An investigation of interaction of drilling fluids with gas hydrates in drilling hydrate bearing sediments

• Thermal Stimulation causes natural gas hydrate dissociation which may lead to wellbore instability.
• Mud gasification, partial washout or caving and casing subsidence are some form of instability due to the NGH dissociation.
• Different additives in mud formulation may help wellbore stability and prevent NGH dissociation.
• By monitoring temperature linear distribution in THF-hydrate, the higher performance mud can be found.
• Using high performance mud and cooling it will help wellbore stability during drilling operation in NGHBS.
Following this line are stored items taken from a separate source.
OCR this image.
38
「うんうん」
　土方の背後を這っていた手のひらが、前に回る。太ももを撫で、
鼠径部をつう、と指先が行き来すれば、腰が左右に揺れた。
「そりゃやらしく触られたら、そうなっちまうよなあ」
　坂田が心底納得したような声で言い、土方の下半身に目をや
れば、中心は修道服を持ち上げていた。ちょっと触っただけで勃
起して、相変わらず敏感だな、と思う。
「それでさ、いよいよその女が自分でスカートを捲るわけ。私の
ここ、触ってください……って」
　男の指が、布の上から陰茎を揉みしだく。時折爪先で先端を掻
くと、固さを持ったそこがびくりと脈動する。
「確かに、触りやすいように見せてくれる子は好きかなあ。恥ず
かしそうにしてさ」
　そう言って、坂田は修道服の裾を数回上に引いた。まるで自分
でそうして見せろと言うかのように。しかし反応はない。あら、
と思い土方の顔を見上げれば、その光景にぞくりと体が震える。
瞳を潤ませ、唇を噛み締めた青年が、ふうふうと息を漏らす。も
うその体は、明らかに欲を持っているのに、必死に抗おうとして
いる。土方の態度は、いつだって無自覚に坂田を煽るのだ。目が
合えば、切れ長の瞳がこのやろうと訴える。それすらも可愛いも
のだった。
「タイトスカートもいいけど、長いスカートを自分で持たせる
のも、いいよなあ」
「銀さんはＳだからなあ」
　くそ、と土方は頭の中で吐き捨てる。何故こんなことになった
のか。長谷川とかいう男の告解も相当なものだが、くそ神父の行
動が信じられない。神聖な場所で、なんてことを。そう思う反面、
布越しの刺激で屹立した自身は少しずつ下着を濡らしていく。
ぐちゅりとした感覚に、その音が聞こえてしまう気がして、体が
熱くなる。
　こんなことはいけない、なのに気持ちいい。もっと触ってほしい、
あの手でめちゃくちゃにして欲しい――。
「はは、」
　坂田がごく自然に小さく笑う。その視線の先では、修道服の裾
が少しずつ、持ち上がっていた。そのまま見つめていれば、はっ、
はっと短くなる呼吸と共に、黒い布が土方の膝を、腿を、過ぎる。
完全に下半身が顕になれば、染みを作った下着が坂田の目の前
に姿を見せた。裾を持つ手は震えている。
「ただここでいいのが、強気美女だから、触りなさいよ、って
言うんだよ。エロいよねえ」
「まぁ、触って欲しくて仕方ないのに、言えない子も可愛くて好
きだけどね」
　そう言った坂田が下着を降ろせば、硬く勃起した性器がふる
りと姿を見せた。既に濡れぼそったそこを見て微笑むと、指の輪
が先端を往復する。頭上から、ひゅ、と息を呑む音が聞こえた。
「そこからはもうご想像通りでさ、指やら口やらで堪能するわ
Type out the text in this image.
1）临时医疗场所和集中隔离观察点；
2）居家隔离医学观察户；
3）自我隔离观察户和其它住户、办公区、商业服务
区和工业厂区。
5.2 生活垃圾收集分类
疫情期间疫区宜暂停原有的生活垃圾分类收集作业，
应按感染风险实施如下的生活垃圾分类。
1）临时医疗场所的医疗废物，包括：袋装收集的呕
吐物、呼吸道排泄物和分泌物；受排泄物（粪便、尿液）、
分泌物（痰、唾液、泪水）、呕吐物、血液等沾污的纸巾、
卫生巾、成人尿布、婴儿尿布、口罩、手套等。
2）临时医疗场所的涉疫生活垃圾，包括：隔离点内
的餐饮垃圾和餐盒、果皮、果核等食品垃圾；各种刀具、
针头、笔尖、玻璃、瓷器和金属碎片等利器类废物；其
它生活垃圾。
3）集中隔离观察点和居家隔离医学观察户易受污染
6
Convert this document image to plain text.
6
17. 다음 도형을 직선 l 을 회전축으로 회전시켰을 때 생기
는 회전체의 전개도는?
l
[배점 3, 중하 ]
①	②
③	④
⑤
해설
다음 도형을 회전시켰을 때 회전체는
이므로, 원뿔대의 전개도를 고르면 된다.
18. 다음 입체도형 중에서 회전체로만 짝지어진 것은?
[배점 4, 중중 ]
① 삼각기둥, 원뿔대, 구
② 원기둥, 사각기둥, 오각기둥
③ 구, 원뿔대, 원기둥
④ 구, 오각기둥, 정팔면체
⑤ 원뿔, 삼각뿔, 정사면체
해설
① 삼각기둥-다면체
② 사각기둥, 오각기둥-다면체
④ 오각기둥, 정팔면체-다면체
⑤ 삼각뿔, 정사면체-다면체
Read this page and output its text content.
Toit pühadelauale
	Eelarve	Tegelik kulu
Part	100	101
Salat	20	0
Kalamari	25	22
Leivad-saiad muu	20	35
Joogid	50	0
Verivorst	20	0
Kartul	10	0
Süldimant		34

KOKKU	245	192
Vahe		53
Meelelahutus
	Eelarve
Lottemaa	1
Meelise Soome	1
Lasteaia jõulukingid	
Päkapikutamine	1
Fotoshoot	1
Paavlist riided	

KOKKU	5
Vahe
Natural gas hydrates, preserved in deep ocean sediments, are supposed to be the future hydrocarbon source of energy. The possibility of gas production from natural gas hydrate bearing sediments (NGHBS) has been scrutinized by many researchers. Thermal stimulation, depressurization and use of thermodynamic inhibitors are three main proposed approaches to produce gas from the hydrates. When drilling through NGHBS, these mechanisms may cause wellbore instability and other drilling hazards such as severe mud gasification, low quality logging and cementing, casing collapse due to high pressure gas accumulation behind the casing, casing subsidence due to NGHBS failure and consequently instability of the ocean floor. In this study, the mechanism of thermal stimulation was studied. An experimental set up was designed and manufactured to investigate hydrate behavior when it comes in contact with warmer drilling fluids. Several muds with different additives were tested to investigate which properties are responsible for wellbore integrity maintenance. For this intention, linear temperature distribution in the hydrate was recorded for near distance from hydrate–mud contact and the hydrate dissociation rate was calculated. The purpose was to reduce the heat flux of the drilling fluid into the hydrate using relevant additives or by altering the mud circulation rate. Experimental results were validated by a hydrate dissociation model to obtain viable assessment for designing prospective exploration wells.